Daerah penumbra memiliki prognosis lebih baik dibandingkan dengan daerah inti. Defisit
neurologis dari stroke iskemik tidak hanya bergantung pada luas daerah inti dan penumbra,
tetapi juga pada kemampuan sumbatan menyebabkan kekakuan pembuluh darah atau
vasopasme.
Kerusakan jaringan otak akibat oklusi atau tersumbatnya aliran darah adalah suatu proses
biomolekular yang bersifat cepat dan progresif pada tingkat selular, proses ini disebut
dengan kaskade iskemia (ischemic cascade). Setelah aliran darah terganggu, jaringan
menjadi kekurangan oksigen dan glukosa yang menjadi sumber utama energi untuk
menjalankan proses potensi membran. Kekukarangan energi ini membuat daerah yang
kekurangan oksigen dan gula darah tersebut menjalankan metabolisme anaerob.
Metabolisme anaerob ini merangsang pelepasan senyawa glutamat. Glutamat bekerja pada
reseptor di sel-sel saraf (terutama reseptor NMDA/N-methyl-D-aspartame), menghasilakan
influks natrium dan kalsium. Influks natrium membuat jumlah cairan intraseluler
meningkat dan pada akhirnya menyebabkan edema pada jaringan. Influks kalsium
merangsang pelepasan enszim protolisis (prototese, lipase, nuklease) yang memecah
protein, lemak dan struktur sel. Influks kalsium juga dapat menyebabkan kegagalan
mitokondria, suatu organel membran yang berfungsi mengatur metabolisme sel.
Kegagalan- kegagalan tersebut yang membuat sel otak pada akhirnya mati atau nekrosis
(Haryono, 2019; Maria, 2021; Tim Pokja SDKI, 2017).

7. Pathway
8. Faktor risiko
Menurut Rendy, (2019) faktor risiko stroke terbagi menjadi 2 yaitu faktor risiko yang
dapat diubah dan faktor risiko yang tidak dapat diubah.
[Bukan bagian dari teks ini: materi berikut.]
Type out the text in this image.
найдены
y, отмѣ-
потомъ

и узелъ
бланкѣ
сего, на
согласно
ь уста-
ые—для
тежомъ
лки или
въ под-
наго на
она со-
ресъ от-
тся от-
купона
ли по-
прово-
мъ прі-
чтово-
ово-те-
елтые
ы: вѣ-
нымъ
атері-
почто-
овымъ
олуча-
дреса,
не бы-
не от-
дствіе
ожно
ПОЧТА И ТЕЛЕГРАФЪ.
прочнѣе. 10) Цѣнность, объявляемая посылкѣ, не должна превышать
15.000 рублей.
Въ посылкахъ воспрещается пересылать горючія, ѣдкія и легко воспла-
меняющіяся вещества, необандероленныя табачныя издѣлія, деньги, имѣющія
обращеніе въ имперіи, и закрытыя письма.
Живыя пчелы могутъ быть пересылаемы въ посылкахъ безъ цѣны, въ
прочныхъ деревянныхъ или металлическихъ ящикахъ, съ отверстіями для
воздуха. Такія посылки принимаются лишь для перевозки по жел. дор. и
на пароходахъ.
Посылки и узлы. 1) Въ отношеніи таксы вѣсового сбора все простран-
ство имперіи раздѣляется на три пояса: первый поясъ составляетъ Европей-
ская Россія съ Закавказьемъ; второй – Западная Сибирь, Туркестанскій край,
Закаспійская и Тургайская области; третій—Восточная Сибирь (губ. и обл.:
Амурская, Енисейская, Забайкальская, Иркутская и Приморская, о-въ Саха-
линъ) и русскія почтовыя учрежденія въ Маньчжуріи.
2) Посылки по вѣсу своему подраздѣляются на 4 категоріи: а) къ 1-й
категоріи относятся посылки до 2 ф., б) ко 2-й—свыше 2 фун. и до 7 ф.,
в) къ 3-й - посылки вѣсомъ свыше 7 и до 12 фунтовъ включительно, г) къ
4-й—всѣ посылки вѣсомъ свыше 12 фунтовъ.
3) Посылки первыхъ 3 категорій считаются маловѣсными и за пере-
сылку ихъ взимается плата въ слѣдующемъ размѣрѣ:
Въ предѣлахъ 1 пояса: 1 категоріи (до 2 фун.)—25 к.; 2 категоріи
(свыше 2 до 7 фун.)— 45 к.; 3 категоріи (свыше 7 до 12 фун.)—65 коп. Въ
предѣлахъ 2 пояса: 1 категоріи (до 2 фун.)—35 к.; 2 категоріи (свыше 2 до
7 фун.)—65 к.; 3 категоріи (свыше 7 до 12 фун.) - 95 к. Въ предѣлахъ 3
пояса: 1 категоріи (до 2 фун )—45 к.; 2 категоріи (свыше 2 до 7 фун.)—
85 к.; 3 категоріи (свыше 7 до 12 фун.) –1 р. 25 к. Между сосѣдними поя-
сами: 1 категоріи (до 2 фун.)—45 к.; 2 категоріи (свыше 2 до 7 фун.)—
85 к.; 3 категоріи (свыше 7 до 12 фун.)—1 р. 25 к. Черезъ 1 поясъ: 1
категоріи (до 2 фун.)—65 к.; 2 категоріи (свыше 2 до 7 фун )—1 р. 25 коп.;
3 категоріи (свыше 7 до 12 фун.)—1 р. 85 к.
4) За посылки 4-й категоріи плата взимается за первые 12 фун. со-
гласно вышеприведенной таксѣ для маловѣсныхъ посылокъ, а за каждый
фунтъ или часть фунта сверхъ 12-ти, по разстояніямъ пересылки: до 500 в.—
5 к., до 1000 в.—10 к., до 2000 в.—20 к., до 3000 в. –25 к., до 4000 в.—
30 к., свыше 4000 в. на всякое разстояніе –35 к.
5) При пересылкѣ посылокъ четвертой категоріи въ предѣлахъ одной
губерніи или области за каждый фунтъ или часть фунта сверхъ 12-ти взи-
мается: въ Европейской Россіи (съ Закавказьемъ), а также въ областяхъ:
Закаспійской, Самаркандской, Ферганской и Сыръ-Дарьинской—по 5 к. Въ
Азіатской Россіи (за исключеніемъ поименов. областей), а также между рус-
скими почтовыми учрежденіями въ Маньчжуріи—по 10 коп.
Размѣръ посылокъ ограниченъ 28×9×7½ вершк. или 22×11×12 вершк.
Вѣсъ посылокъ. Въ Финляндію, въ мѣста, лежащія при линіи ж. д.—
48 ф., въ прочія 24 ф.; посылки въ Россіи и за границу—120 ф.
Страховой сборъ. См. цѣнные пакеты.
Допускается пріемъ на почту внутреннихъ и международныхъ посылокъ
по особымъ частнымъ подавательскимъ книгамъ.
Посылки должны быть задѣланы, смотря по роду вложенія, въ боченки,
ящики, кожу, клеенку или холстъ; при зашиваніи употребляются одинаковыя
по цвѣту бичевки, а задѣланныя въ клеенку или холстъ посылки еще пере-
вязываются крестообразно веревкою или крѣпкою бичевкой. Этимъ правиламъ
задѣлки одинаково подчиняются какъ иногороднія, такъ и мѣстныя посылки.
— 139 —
a. Faktor risiko yang tidak dapat diubah
1) Faktor genetik/riwayat keluarga
Terdapat dugaan bahwa stroke dengan garis keturunan saling berkaitan. Dalam hal
ini hipertensi, diabetes, dan cacat pada pembuluh darah menjadi faktor genetik yang
berperan.
2) Riwayat TIA atau stroke
Orang yang pernah mengalami stroke, berisiko tinggi mengalami serangan
berulang.
3) Usia
Semakin bertambah tua usia, semakin tinggi risikonya. Setelah berusia 55 tahun,
risikonya berlipat ganda setiap kurun waktu sepuluh tahun. Dua pertiga dari semua
serangan stroke terjadi pada orang yang berusia di atas 65 tahun. Tetapi, itu tidak
berarti bahwa stroke hanya terjadi pada orang lanjut usia karena stroke dapat
menyerang semua kelompok dewasa muda dan tidak memandang jenis kelamin.
4) Jenis kelamin
Pria lebih berisiko terkena stroke daripada wanita. Hal ini dikarenakan perempuan
memiliki hormon esterogen yang berperan dalam mempertahankan kekebalan tubuh
sampai menopause dan sebagai proteksi atau pelindung pada proses ateroskerosis.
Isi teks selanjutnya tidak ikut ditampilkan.